Rose Bowl Hosts Special Beeping Easter Egg Hunt for Blind and Visually Impaired Children

By THERESE EDU

[Images courtesy of Braille Institute]

Blind and visually impaired children will have a Rose Bowl egg hunt all to themselves for a half hour on Saturday morning — hunting for eggs by sound and touch in a private window that the Rose Bowl and Pasadena Parks, Recreation and Community Services carved out with the Braille Institute, now in its second year.

The Beeping Egg Hunt runs from 9 to 9:30 a.m. on April 4 at 1001 Rose Bowl Dr.  Advance online registration is required at brailleinstitute.org; the Braille Institute sends a confirmation email upon registration. The event is completely free. Check in begins at 8:30 a.m.

By 9 a.m., more than 200 beeping and chirping eggs and 300 seven-inch high-contrast eggs filled with fidget toys, sensory toys, and scented Play Doh will be scattered across the field. The general public will not enter for the broader Egg Bowl festival until 11 a.m.

The event is now in its second year at the Rose Bowl — and it was the Rose Bowl and the city, not the Braille Institute, that made the first call.

“We were actually invited by Dominic Corey at The Rose Bowl and Dolores McConnell from Pasadena Parks and Rec,” said Elizabeth Reyes, a child development consultant at the Braille Institute. “They thought that it would be a great way to include children with disabilities. And they opened up a time slot that was private to our students and children with visual impairments.”

Children locate eggs using auditory and tactile skills. Eggs emit beeping or chirping sounds; children using white canes can find them by gently bumping into them.

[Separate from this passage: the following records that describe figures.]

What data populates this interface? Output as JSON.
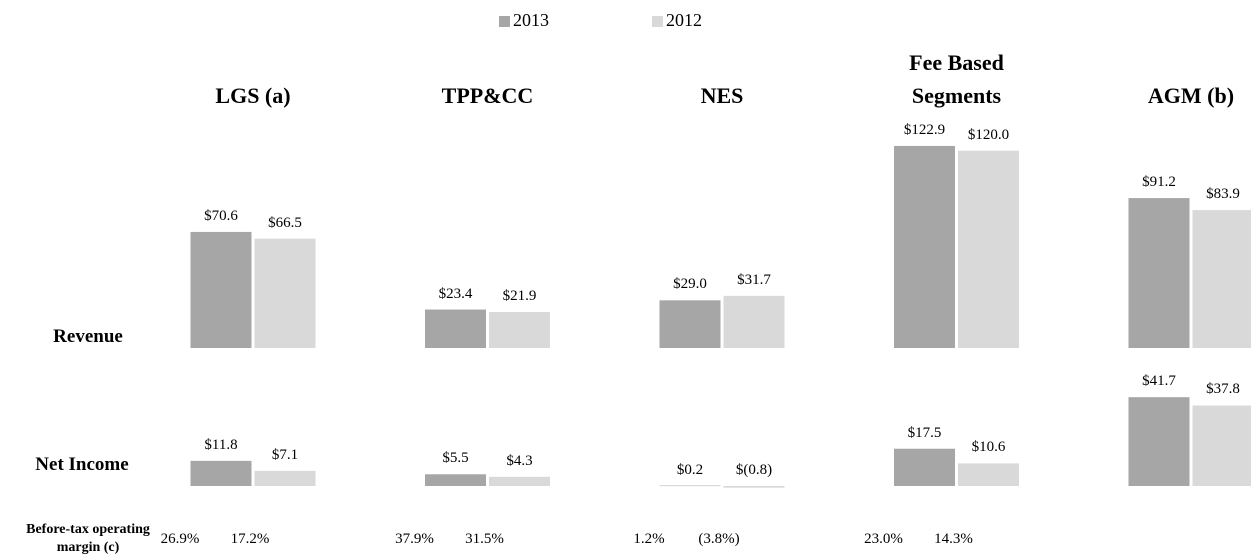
{
  "chart_data": {
    "type": "segment-bar",
    "categories": [
      "LGS (a)",
      "TPP&CC",
      "NES",
      "Fee Based Segments",
      "AGM (b)"
    ],
    "row_labels": [
      "Revenue",
      "Net Income",
      "Before-tax operating margin (c)"
    ],
    "series": [
      {
        "name": "2013",
        "color": "#a6a6a6",
        "revenue": [
          70.6,
          23.4,
          29.0,
          122.9,
          91.2
        ],
        "revenue_labels": [
          "$70.6",
          "$23.4",
          "$29.0",
          "$122.9",
          "$91.2"
        ],
        "net_income": [
          11.8,
          5.5,
          0.2,
          17.5,
          41.7
        ],
        "net_income_labels": [
          "$11.8",
          "$5.5",
          "$0.2",
          "$17.5",
          "$41.7"
        ],
        "margin": [
          26.9,
          37.9,
          1.2,
          23.0,
          null
        ],
        "margin_labels": [
          "26.9%",
          "37.9%",
          "1.2%",
          "23.0%",
          null
        ]
      },
      {
        "name": "2012",
        "color": "#d9d9d9",
        "revenue": [
          66.5,
          21.9,
          31.7,
          120.0,
          83.9
        ],
        "revenue_labels": [
          "$66.5",
          "$21.9",
          "$31.7",
          "$120.0",
          "$83.9"
        ],
        "net_income": [
          7.1,
          4.3,
          -0.8,
          10.6,
          37.8
        ],
        "net_income_labels": [
          "$7.1",
          "$4.3",
          "$(0.8)",
          "$10.6",
          "$37.8"
        ],
        "margin": [
          17.2,
          31.5,
          -3.8,
          14.3,
          null
        ],
        "margin_labels": [
          "17.2%",
          "31.5%",
          "(3.8%)",
          "14.3%",
          null
        ]
      }
    ]
  }
}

Patricia Gallardo, Director of Youth and Child Services at the Braille Institute, said events designed specifically for visually impaired children produce a different outcome than general-public events.

“We receive calls all the time where parents contact and let us know that their child is a part of maybe their school events, but because it’s designed for the general public, their children come home a little saddened because maybe they didn’t collect as many

eggs, maybe they didn’t [move as] fast as the other children,” Gallardo said. “They’re a little disheartened when they come home. And so for them to know that it was tough for you here with your peers, your sighted peers, we know that there’s a hunt designed especially for you where they will be successful.”

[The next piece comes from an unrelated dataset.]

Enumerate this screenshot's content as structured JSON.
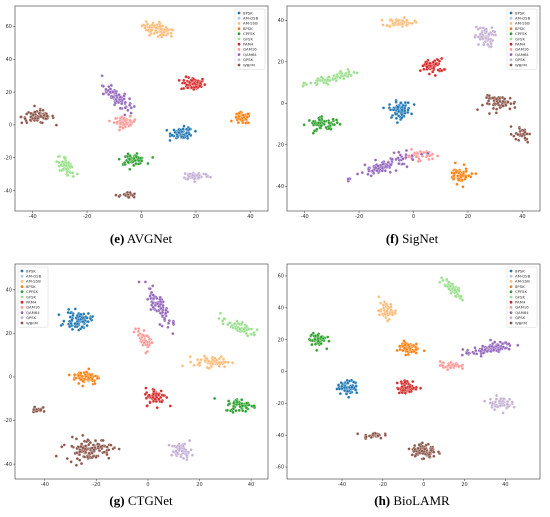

The concept of the beeping egg traces to 2005, when ATF Assistant Special Agent David Hyche built a low-cost prototype — a switch, a piezo beeper, a 9-volt battery, and a battery clip — so his blind 19-month-old daughter could participate in Easter egg hunts. Each egg cost approximately $11.50 to assemble, according to an ATF press release.

The Braille Institute estimates there are roughly 11,000 blind or visually impaired children under age 11 in the Los Angeles area. All of the organization’s programs, including the egg hunt, are free of charge.

Free parking is available in Lot F, and Pasadena Transit Route 51 will offer free rides to and from the event.

The Beeping Egg Hunt begins at 9 a.m. Saturday, April 4, at the Rose Bowl, 1001 Rose Bowl Dr., Pasadena. Check-in begins at 8:30 a.m. The event is free and open to children who are blind or visually impaired. Advance registration is required at brailleinstitute.org. Free parking is available in Lot F.